Procurar emprego é um fenômeno natural no mercado de trabalho. Inusitado é quando são os contratadores que se esforçam para preencher vagas. Esse é o caso da construção civil cearense, que, por iniciativa do Sindicato da Indústria da Construção Civil do Ceará (Sinduscon-CE), promoveu, ontem, o II Feirão de Empregos do setor, realizado no Estado pela primeira vez. A expectativa inicial do evento era de conseguir captar 500 profissionais, mas, diante de uma demanda crescente, as construtoras aumentaram a projeção para 700 postos de trabalho.


Mesmo se essas vagas sejam ocupadas, ainda faltariam outras 1.300 para suprir as necessidades com vistas às obras da Copa do Mundo, já que a carência atual é de cerca de 2 mil trabalhadores.

Ocorrendo no Serviço Social da Indústria (Sesi) da Parangaba, das 8h às 16h, o evento atraiu grande movimentação de interessados em trabalhar na construção, muitos dos quais sem experiência no segmento.

Telmário Ramos, de 44 anos e há seis meses desempregado, já trabalhou como auxiliar em escritórios, mas viu a oportunidade de tentar algo novo, principalmente em um momento de dificuldade. “Vim ver se me encaixo em alguma vaga. Não dá para ficar parado por muito tempo”, ressaltou.

Com um pouco mais de vivência no ramo, Silas Eliabe também estava na fila de um dos estandes das 20 construtoras presentes. “Já trabalhei como servente numa obra de uma grande empresa. Quero outra oportunidade”, conta.

Vagas diversas

De acordo com a vice-presidente de sustentabilidade do Sinduscon-CE, Paula Frota, as vagas vão das mais básicas – pintor, eletricista, servente, etc – às de maior complexidade, como as de engenheiros. Segundo ela, além das 700 oportunidades que devem ser preenchidas em breve, haverá também um banco de cadastros, do qual outras pessoas poderão ser chamadas nos próximos três meses.

O presidente do Sinduscon-CE, Roberto Sérgio Ferreira afirma que “existe um pensamento recorrente de pessoas que não querem trabalhar no setor. Mas isso é ultrapassado. Hoje em dia, temos muitos benefícios. Que setores dão 14º salário? Nós damos”. O resultado do Feirão, afirma, deve ser fechado até o fim da semana que vem.
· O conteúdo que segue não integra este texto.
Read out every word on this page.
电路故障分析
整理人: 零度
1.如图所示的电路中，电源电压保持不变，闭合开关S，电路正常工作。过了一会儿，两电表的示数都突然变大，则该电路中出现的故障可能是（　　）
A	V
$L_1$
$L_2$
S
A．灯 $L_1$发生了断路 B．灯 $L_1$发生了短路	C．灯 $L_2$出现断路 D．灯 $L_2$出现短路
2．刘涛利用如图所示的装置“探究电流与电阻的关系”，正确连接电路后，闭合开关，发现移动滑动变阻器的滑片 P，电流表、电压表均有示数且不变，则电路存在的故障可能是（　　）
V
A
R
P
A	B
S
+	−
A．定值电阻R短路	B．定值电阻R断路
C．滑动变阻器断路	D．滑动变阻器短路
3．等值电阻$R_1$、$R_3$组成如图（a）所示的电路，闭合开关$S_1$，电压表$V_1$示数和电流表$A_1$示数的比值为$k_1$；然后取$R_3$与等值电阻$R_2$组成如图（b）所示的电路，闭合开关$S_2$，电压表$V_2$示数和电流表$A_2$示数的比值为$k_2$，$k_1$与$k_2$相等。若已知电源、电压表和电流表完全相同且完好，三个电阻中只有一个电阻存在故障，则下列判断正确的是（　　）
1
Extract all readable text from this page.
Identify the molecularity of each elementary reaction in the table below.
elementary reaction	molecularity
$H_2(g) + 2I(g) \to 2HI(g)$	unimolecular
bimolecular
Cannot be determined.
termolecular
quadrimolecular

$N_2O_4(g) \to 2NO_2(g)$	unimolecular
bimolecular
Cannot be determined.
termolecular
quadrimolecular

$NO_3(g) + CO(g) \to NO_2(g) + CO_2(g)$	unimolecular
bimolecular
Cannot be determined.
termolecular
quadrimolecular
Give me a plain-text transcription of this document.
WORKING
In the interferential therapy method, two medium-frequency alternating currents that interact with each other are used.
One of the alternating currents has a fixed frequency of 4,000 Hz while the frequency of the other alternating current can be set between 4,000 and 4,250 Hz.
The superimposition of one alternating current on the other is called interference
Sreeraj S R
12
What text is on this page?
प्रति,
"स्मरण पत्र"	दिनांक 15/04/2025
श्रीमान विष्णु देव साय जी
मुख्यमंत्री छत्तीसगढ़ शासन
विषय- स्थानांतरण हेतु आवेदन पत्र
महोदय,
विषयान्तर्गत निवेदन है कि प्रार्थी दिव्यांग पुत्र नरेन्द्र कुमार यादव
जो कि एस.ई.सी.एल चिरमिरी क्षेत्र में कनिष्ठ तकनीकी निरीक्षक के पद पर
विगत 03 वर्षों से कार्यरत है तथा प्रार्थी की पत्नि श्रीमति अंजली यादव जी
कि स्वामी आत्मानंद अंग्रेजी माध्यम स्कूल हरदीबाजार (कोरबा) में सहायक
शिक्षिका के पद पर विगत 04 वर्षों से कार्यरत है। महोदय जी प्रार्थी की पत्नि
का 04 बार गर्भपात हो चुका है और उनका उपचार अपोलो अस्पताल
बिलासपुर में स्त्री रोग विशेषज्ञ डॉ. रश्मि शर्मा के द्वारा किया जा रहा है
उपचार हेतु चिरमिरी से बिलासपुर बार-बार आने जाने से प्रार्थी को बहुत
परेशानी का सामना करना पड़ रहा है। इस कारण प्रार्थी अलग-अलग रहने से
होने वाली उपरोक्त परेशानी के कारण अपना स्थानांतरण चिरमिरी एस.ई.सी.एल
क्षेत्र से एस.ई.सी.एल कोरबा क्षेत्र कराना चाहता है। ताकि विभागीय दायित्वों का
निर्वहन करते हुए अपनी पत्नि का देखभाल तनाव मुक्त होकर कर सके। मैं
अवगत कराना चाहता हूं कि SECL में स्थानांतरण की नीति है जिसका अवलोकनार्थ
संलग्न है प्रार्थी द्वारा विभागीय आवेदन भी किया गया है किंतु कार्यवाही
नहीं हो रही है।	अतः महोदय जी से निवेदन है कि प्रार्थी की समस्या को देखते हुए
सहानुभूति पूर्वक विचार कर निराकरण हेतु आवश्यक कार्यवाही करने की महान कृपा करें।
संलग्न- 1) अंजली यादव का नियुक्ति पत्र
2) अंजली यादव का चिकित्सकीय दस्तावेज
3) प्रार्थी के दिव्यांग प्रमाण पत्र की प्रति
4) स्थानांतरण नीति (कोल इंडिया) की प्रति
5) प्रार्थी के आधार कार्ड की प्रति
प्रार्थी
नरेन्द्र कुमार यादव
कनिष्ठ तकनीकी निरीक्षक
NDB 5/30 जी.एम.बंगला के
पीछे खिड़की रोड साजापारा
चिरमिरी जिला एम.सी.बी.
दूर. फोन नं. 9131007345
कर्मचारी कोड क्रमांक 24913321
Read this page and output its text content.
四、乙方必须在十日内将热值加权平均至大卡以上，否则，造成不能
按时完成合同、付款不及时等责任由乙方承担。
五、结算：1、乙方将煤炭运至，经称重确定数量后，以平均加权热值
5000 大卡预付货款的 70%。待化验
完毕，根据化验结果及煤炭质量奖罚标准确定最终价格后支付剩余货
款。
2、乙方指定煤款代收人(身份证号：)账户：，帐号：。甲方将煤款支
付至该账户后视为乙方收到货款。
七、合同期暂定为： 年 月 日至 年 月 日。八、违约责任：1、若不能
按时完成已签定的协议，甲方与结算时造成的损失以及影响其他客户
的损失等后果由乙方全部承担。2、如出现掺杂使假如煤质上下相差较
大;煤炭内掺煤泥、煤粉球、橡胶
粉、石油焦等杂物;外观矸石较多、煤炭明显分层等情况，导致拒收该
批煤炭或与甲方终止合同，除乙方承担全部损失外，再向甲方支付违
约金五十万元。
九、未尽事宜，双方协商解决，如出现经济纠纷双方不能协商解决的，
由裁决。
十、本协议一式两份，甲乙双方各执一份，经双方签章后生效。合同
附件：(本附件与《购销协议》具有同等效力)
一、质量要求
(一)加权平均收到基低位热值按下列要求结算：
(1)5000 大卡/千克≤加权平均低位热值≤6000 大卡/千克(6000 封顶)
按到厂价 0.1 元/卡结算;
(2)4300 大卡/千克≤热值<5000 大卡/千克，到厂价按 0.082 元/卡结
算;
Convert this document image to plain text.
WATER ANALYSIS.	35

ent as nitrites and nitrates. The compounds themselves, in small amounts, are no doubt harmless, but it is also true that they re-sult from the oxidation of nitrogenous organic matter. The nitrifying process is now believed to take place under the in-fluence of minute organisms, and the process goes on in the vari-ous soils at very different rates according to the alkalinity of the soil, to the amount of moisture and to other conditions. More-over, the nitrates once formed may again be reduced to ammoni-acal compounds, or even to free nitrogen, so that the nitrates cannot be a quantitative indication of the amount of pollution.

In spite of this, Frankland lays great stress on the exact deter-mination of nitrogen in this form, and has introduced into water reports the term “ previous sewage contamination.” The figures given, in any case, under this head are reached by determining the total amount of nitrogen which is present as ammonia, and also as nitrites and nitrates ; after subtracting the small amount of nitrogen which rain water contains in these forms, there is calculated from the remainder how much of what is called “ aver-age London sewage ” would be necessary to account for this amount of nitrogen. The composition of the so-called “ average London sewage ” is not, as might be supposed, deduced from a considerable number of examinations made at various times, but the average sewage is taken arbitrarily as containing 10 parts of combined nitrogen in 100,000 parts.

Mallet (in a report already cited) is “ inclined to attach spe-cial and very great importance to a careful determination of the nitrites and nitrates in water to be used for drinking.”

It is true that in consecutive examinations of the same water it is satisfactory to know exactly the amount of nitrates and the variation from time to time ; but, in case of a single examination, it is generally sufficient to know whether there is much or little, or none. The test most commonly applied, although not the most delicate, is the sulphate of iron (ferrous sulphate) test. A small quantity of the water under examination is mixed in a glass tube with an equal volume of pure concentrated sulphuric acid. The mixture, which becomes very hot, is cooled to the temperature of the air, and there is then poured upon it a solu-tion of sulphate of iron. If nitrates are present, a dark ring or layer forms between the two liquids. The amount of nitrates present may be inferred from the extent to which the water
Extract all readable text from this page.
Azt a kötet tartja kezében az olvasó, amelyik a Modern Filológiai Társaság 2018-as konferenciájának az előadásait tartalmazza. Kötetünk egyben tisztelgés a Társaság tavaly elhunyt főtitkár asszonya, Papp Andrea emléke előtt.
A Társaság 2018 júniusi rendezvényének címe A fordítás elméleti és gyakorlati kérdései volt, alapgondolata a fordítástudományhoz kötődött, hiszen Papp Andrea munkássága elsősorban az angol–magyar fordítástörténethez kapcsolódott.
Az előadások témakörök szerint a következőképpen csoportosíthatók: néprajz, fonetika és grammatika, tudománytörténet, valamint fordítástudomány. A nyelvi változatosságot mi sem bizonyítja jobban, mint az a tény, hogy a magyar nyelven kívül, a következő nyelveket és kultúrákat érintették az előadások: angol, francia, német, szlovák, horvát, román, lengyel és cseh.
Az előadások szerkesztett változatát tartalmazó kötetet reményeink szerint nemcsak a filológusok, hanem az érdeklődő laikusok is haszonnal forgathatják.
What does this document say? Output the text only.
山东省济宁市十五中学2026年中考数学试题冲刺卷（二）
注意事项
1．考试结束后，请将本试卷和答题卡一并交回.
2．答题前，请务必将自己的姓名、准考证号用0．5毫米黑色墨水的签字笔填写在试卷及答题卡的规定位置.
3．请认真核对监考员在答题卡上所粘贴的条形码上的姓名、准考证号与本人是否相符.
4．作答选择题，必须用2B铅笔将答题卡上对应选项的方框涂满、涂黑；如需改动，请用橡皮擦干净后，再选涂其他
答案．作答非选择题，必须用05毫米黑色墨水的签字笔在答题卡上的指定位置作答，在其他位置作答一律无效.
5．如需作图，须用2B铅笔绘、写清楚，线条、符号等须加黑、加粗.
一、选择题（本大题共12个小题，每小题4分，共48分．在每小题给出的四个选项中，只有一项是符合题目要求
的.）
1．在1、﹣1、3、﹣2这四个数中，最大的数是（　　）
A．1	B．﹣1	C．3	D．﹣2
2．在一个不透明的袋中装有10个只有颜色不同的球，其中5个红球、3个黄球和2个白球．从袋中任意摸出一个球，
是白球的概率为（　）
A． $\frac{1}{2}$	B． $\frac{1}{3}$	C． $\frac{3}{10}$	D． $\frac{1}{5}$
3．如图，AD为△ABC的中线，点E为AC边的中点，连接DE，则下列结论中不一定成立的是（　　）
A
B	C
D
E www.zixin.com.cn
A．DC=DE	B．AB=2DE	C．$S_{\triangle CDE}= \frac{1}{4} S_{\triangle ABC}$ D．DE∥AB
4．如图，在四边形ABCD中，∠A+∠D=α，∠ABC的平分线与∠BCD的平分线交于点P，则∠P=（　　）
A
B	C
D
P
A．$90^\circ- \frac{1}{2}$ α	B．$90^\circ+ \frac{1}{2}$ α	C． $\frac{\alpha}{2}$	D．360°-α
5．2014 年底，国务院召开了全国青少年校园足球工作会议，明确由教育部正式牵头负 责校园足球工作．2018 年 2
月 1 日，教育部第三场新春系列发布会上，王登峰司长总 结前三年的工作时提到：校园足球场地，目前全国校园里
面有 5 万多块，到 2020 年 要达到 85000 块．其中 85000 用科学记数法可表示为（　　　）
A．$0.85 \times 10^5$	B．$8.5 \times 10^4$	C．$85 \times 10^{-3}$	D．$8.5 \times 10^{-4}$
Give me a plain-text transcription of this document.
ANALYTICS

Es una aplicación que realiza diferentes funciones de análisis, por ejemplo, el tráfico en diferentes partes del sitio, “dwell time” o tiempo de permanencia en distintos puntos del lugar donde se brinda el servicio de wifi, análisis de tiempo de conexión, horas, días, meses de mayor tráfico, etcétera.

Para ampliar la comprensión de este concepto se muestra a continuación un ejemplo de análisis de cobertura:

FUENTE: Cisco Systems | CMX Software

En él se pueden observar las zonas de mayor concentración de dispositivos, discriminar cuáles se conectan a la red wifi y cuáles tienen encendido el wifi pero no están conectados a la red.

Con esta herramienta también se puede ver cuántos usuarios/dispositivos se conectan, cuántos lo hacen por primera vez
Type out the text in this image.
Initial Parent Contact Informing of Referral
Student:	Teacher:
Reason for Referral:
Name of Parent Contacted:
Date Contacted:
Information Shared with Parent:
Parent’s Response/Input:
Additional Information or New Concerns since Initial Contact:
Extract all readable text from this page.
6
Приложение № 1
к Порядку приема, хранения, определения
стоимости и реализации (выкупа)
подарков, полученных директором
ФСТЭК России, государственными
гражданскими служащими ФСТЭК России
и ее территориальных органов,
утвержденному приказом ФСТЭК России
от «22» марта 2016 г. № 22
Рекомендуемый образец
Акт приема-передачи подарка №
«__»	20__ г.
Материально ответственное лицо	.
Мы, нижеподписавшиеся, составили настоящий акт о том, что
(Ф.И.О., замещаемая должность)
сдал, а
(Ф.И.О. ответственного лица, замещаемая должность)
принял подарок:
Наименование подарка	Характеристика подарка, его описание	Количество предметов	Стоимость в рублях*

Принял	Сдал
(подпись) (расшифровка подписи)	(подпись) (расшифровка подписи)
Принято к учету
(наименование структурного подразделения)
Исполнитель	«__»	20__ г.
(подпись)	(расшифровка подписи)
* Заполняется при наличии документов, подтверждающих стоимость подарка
Ela destaca o número de mulheres que têm adentrado esse universo que, antigamente, era dominado pelos homens. “Detalhistas como são, elas também têm espaço nesse mercado”, afirma. Confirmando a tendência, a presença delas no evento foi maciça, quase dividindo as filas com o sexo oposto. Cláudia Carvalho, que fez um curso profissionalizante, buscava o primeiro emprego na construção civil. “Esse preconceito já era”, diz.

Além de buscar emprego, no Feirão, os presentes também tiveram acesso a serviços como saúde bucal, nutrição e emissão de documentos.